Which workers bear the burden of corporate taxation and which firms pass it on?
The question of who bears the burden of the corporate income tax is important and controversial. Proponents of higher taxes on business argue that these taxes mostly fall on firm owners and thus redistribute income from ‘rich to poor’. Critics object that higher taxes on profits will not be borne by capital because capital is internationally mobile, with the burden of higher corporate taxes will be shifted to immobile factors of production, in particular, labour.
Empirical evidence on this question is scarce, especially on the type of labour which is most affected. This research provides evidence on the effects on wages of the German business tax, which is set at the municipal level. We use rich administrative linked employer-employee panel data, covering 11 years, and link it to data on the business tax rates of about 11,500 German municipalities. On average 8% of the municipalities adjust their business tax rate per year, and we use this variation to identify the tax incidence on wages.

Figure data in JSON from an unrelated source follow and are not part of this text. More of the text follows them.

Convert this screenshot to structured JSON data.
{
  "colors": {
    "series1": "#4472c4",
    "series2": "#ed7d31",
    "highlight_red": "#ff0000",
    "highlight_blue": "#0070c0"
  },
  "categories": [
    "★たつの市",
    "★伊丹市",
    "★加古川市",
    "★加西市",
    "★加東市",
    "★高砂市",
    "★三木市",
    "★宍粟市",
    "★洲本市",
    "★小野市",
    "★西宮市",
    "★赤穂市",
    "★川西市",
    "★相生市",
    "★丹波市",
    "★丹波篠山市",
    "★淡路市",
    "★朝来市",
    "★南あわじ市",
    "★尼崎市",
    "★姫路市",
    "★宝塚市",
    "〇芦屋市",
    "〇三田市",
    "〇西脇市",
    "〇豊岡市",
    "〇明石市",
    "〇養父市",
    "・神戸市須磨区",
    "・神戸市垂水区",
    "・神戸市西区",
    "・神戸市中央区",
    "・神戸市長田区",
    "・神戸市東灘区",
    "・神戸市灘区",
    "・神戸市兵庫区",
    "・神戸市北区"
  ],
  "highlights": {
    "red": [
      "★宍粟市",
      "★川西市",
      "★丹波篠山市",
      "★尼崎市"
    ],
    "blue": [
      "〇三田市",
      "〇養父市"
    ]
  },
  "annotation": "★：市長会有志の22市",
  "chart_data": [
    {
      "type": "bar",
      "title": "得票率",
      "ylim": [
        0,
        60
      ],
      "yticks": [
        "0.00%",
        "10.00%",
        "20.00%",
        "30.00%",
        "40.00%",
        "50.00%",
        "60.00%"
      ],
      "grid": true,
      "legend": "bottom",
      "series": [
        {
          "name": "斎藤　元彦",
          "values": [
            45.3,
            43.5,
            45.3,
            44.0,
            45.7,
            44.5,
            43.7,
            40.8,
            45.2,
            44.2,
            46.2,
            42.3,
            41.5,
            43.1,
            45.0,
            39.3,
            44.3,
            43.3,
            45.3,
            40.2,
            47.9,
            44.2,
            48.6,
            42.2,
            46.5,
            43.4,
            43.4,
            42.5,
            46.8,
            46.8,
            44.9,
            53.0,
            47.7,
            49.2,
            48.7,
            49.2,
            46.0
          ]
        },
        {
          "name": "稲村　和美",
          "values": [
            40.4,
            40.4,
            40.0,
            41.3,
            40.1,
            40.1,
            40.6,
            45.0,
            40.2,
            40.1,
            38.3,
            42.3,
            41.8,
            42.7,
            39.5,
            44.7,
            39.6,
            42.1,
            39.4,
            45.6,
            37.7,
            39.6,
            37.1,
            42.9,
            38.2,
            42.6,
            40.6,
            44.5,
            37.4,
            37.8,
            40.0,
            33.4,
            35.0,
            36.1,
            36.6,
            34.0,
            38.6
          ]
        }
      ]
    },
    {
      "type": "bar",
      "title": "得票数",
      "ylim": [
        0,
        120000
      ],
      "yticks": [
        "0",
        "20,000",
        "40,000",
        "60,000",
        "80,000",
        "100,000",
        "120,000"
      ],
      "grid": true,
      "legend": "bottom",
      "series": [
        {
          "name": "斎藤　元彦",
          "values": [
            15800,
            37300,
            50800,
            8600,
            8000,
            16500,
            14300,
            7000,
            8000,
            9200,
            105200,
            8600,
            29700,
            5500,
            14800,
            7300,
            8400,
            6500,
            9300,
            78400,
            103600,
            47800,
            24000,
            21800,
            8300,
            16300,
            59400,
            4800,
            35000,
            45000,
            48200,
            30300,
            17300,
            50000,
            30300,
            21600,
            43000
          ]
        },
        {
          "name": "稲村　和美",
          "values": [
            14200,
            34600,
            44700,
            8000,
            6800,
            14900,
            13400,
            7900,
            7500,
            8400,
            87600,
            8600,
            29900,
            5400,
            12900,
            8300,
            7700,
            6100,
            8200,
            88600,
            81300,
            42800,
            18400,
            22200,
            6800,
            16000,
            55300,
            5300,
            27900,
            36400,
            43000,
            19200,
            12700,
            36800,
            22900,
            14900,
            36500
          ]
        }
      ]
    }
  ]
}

Our central estimate is that a 10% increase in the effective corporate tax rate (say from 30% to 33%) reduces wages by 1.8%, an effect that takes two years to occur. This is largely borne by incumbent workers. Worker groups that are more vulnerable, such as low-skilled workers, women, part-timers and individuals with low firm-specific tenure share a relatively higher burden of the tax.
We find significant differences in this effect on wages between industries. Following economic intuition, firms shift a larger share of the tax burden to their workers if the wage bargaining takes place at the firm level rather than at the sectoral level and if wages exceed the minimum wage stipulated in a collective agreement. More profitable firms shift less of the burden.
Measuring the incidence of corporation tax
An important and yet still open question is who bears the effective burden of corporation tax. This research takes a new approach to measuring this, by exploiting differences in effective marginal tax rates between industries and over time using US data. The empirical results suggest that the labour force bears a significant part of the burden of the corporate income tax. In addition, the research finds that the elasticity of wages with respect to the corporate effective marginal tax rate increases with industry concentration. On average, this approach suggests that a one dollar increase in corporate tax revenue reduces wages by around 60 cents.